Further, a majority of auto players are now trying various innovative ways to control their environmental impact through eco-friendly designs such as light-weighting, fuel-efficient systems, emission, eco-friendly materials for car components, safety and vehicle life cycle assessment strategy, says Kalra of Mahindra.“I think considerable progress has been made by auto OEMs so far and we can see noticeable speed and momentum across the auto sector. Along with green buildings, green supply chains, reverse logistics, auto players are also leveraging industry 4.0 concepts for creating efficient production systems,” he adds. Mahindra, as a group, has committed to be carbon neutral by 2040.

It is here that a Government of India initiative is also playing an important part. Mehta of ACMA states that the industry body runs a cluster programme on Zero Defect Zero Effect (ZDZE), a flagship programme of the MSME Ministry that focuses on creating proper awareness in MSMEs about producing defect-free goods and motivating them for an assessment of their enterprise in terms of this concept.

Post turning ZDZE compliant, MSMEs can not only reduce wastages substantially, but can increase productivity, expand their market as Indian Offset Partners (IOP), become vendors to Central Public Sector Undertakings(CPSUs), have more Intellectual Property Rights (IPRs), thereby developing new products and processes etc, the MSME ministry (GoI) believes. The auto sector has been one of the most ardent adopters, which means that whatever the industry produces, turns out to be defect-free.

“We believe, ZDZE is a very integral concept of sustainable manufacturing approach since if you produce a defective item, it ultimately adds to your scraps, requiring further recycling,” emphasizes Mehta. The solution thus is to nip the issue in the bud, which is a focus on producing defect-free auto components, right from the initial manufacturing stage.

Fueling on
Perhaps, the biggest change for the industry is the shift to BS VI emission norms. The Society of Indian Automobile Manufacturers (SIAM), DG, Vishnu Mathur says that the area of emission and environmental sustainability is extremely high on the industry’s agenda. According to him, to reduce vehicular pollution, the industry has rapidly moved up the ladder of emission norms since the year 2001, when it first implemented the Bharat Stage II emission norms. In a short span of 10 years, the industry had graduated to BS-IV emission norms by 2010 in cities where BS-IV fuel was available. As the supply of BS-IV fuel was extended to other parts of the country, the industry started supplying BS-IV compliant vehicles in those areas and then covering the entire country by 2017 as per the fuel supply deadline.

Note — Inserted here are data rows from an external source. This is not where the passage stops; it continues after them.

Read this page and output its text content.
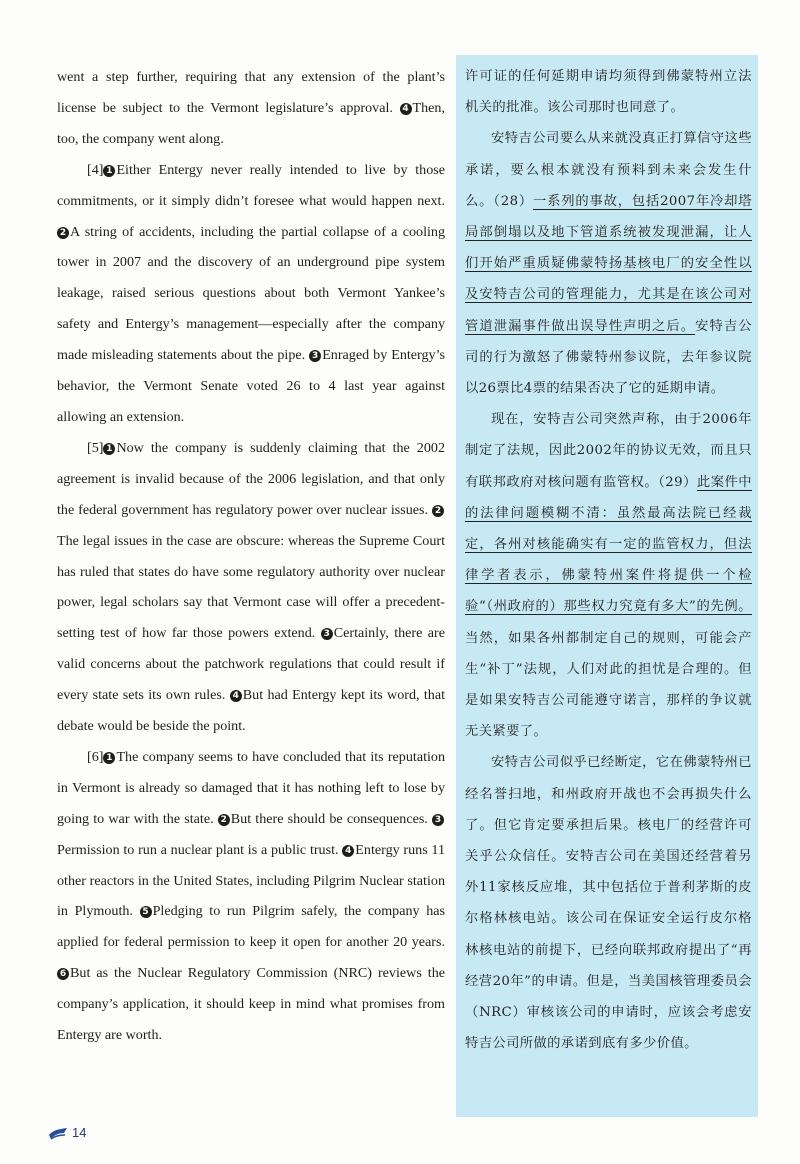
went a step further, requiring that any extension of the plant’s license be subject to the Vermont legislature’s approval. 4 Then, too, the company went along.

[4] 1 Either Entergy never really intended to live by those commitments, or it simply didn’t foresee what would happen next. 2 A string of accidents, including the partial collapse of a cooling tower in 2007 and the discovery of an underground pipe system leakage, raised serious questions about both Vermont Yankee’s safety and Entergy’s management—especially after the company made misleading statements about the pipe. 3 Enraged by Entergy’s behavior, the Vermont Senate voted 26 to 4 last year against allowing an extension.

[5] 1 Now the company is suddenly claiming that the 2002 agreement is invalid because of the 2006 legislation, and that only the federal government has regulatory power over nuclear issues. 2The legal issues in the case are obscure: whereas the Supreme Court has ruled that states do have some regulatory authority over nuclear power, legal scholars say that Vermont case will offer a precedent-setting test of how far those powers extend. 3 Certainly, there are valid concerns about the patchwork regulations that could result if every state sets its own rules. 4 But had Entergy kept its word, that debate would be beside the point.

[6] 1 The company seems to have concluded that its reputation in Vermont is already so damaged that it has nothing left to lose by going to war with the state. 2 But there should be consequences. 3Permission to run a nuclear plant is a public trust. 4 Entergy runs 11 other reactors in the United States, including Pilgrim Nuclear station in Plymouth. 5 Pledging to run Pilgrim safely, the company has applied for federal permission to keep it open for another 20 years. 6 But as the Nuclear Regulatory Commission (NRC) reviews the company’s application, it should keep in mind what promises from Entergy are worth.

许可证的任何延期申请均须得到佛蒙特州立法机关的批准。该公司那时也同意了。

安特吉公司要么从来就没真正打算信守这些承诺，要么根本就没有预料到未来会发生什么。（28）一系列的事故，包括2007年冷却塔局部倒塌以及地下管道系统被发现泄漏，让人们开始严重质疑佛蒙特扬基核电厂的安全性以及安特吉公司的管理能力，尤其是在该公司对管道泄漏事件做出误导性声明之后。安特吉公司的行为激怒了佛蒙特州参议院，去年参议院以26票比4票的结果否决了它的延期申请。

现在，安特吉公司突然声称，由于2006年制定了法规，因此2002年的协议无效，而且只有联邦政府对核问题有监管权。（29）此案件中的法律问题模糊不清：虽然最高法院已经裁定，各州对核能确实有一定的监管权力，但法律学者表示，佛蒙特州案件将提供一个检验“（州政府的）那些权力究竟有多大”的先例。当然，如果各州都制定自己的规则，可能会产生“补丁”法规，人们对此的担忧是合理的。但是如果安特吉公司能遵守诺言，那样的争议就无关紧要了。

安特吉公司似乎已经断定，它在佛蒙特州已经名誉扫地，和州政府开战也不会再损失什么了。但它肯定要承担后果。核电厂的经营许可关乎公众信任。安特吉公司在美国还经营着另外11家核反应堆，其中包括位于普利茅斯的皮尔格林核电站。该公司在保证安全运行皮尔格林核电站的前提下，已经向联邦政府提出了“再经营20年”的申请。但是，当美国核管理委员会（NRC）审核该公司的申请时，应该会考虑安特吉公司所做的承诺到底有多少价值。

14
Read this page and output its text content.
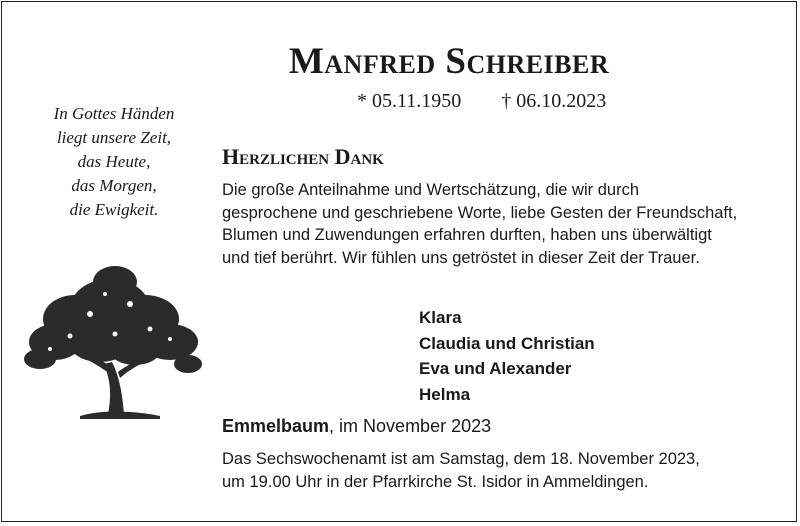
Manfred Schreiber
* 05.11.1950 † 06.10.2023
In Gottes Händen
liegt unsere Zeit,
das Heute,
das Morgen,
die Ewigkeit.
Herzlichen Dank
Die große Anteilnahme und Wertschätzung, die wir durch
gesprochene und geschriebene Worte, liebe Gesten der Freundschaft,
Blumen und Zuwendungen erfahren durften, haben uns überwältigt
und tief berührt. Wir fühlen uns getröstet in dieser Zeit der Trauer.
Klara
Claudia und Christian
Eva und Alexander
Helma
Emmelbaum, im November 2023
Das Sechswochenamt ist am Samstag, dem 18. November 2023,
um 19.00 Uhr in der Pfarrkirche St. Isidor in Ammeldingen.
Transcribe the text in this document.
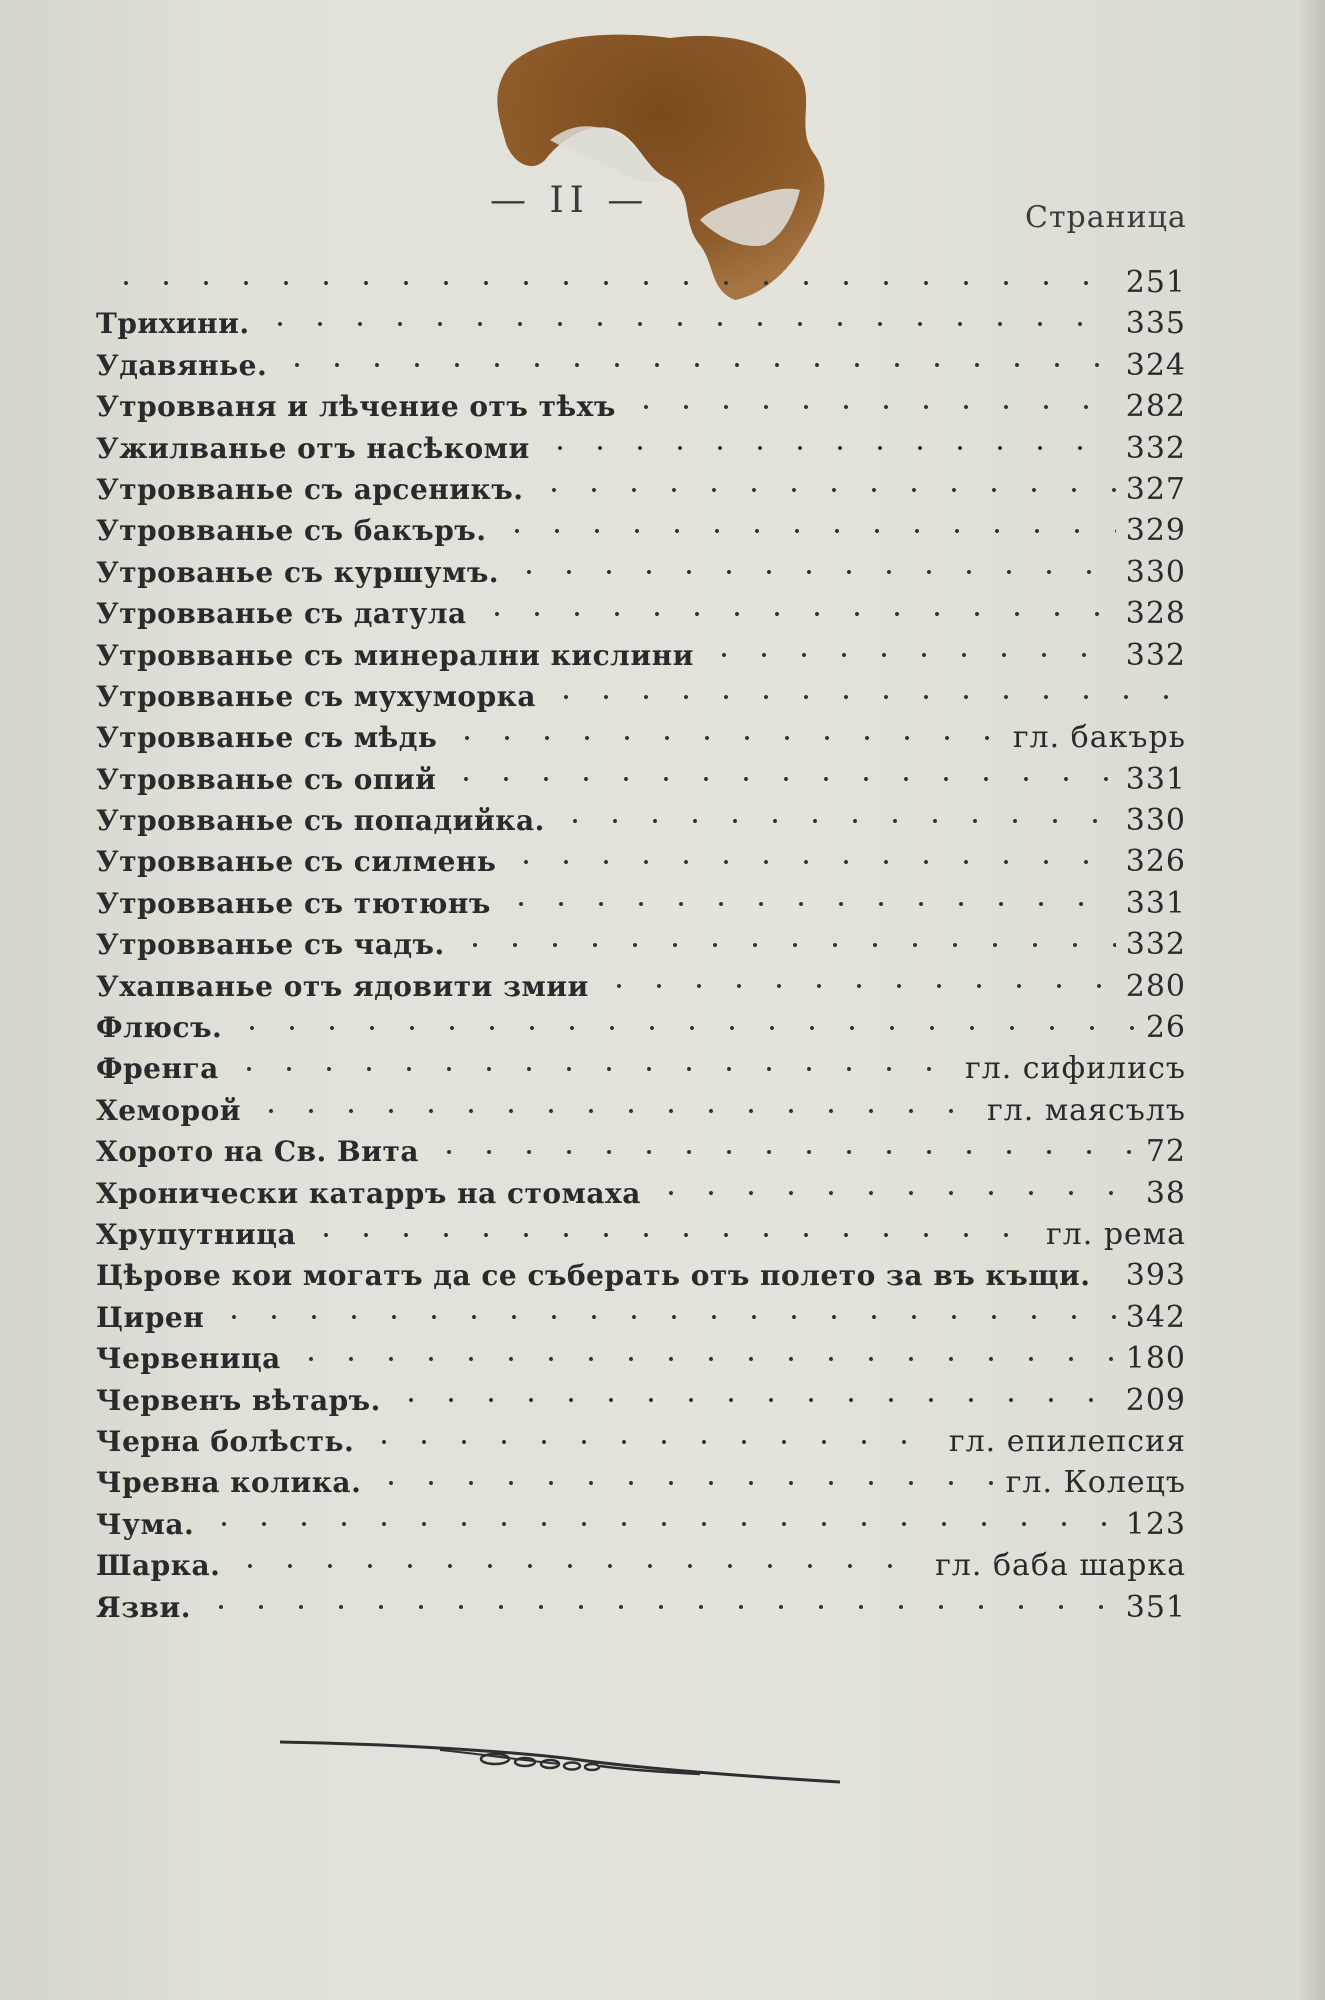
— II —	Страница
251
Трихини.	335
Удавянье.	324
Утровваня и лѣчение отъ тѣхъ	282
Ужилванье отъ насѣкоми	332
Утровванье съ арсеникъ.	327
Утровванье съ бакъръ.	329
Утрованье съ куршумъ.	330
Утровванье съ датула	328
Утровванье съ минерални кислини	332
Утровванье съ мухуморка
Утровванье съ мѣдь	гл. бакърь
Утровванье съ опий	331
Утровванье съ попадийка.	330
Утровванье съ силмень	326
Утровванье съ тютюнъ	331
Утровванье съ чадъ.	332
Ухапванье отъ ядовити змии	280
Флюсъ.	26
Френга	гл. сифилисъ
Хеморой	гл. маясълъ
Хорото на Св. Вита	72
Хронически катарръ на стомаха	38
Хрупутница	гл. рема
Цѣрове кои могатъ да се съберать отъ полето за въ къщи. 393
Цирен	342
Червеница	180
Червенъ вѣтаръ.	209
Черна болѣсть.	гл. епилепсия
Чревна колика.	гл. Колецъ
Чума.	123
Шарка.	гл. баба шарка
Язви.	351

“In its efforts to further improve its environmental sustainability, the industry also willingly accepted the challenge of leapfrogging the BS-V norms and going directly to the BS-VI emission norms within a short period of three years by April 2020, a feat that has never been attempted by any other country before.” Mathur says, adding that the automotive industry is highly conscious of its social responsibilities and is well poised to retain its leadership position in “building the nation, responsibly”.